Wanted: Rotor Replacement Instructions
#1
Wanted: Rotor Replacement Instructions
Just checking in to see if anyone has added a front/rear brake rotor replacement tutorial along the lines of what Octaneguy has done for brake pad replacement (IE, detailed instructions with pictures). The most recent post that I read with rotor-replacement instructions dates to March '08, and it could have been a bit more excrutiatingly detailed for a newbee like me. Thanks in advance for any leads.
#2
90% there
Use the DIY for the pads and you are 90% there. In short all you need to do is remove a TORX bolt on the rotor and pop it off....

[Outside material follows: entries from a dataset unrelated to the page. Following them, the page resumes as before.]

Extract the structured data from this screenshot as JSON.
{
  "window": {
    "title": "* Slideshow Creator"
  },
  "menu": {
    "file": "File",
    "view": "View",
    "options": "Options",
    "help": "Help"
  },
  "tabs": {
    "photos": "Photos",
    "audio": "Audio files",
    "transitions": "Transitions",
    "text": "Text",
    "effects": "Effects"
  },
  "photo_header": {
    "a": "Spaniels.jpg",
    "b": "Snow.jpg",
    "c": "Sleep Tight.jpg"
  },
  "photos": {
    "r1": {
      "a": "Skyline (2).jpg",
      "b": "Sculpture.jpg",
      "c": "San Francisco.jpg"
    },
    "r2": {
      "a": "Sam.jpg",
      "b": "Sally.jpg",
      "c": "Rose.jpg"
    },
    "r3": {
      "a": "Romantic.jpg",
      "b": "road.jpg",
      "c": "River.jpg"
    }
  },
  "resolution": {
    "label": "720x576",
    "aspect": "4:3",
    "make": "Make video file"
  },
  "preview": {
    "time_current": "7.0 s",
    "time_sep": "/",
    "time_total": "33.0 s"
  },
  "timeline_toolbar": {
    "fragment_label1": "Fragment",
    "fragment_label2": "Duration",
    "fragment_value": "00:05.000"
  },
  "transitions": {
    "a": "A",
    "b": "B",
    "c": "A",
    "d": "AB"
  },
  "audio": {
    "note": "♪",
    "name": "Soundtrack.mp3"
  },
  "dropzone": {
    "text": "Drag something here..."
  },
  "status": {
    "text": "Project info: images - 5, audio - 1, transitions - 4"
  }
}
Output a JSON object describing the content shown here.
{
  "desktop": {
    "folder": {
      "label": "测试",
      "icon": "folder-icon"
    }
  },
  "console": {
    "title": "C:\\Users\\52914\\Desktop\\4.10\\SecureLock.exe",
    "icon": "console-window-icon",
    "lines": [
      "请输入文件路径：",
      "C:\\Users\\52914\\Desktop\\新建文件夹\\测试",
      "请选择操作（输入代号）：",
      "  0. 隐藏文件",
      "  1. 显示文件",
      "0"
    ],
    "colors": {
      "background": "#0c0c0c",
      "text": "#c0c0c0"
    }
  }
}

For the fronts you'll need to take off the bracket that you seperated the caliber from to get enuf room to release the rotor (in my experience). Just two bolts, no biggie; I forget what size but nothing wierd...if you have a small set of metric sockets you have it. Then remove the TROX (T50) bolt on the rotor and give the rotor a couple of good whacks to release the rust probably holding things together and watch your toes as the rotor comes off....
In the back, because of the smaller diameter on the rotor I have no trouble getting 'em off with just the caliber out of the way.
See this recent thread for a few other hints.
https://www.northamericanmotoring.co...d.php?t=144220
The only extra tool you should need is a T50 TORX socket....but a breaker bar and some anti-seize are good ideas too.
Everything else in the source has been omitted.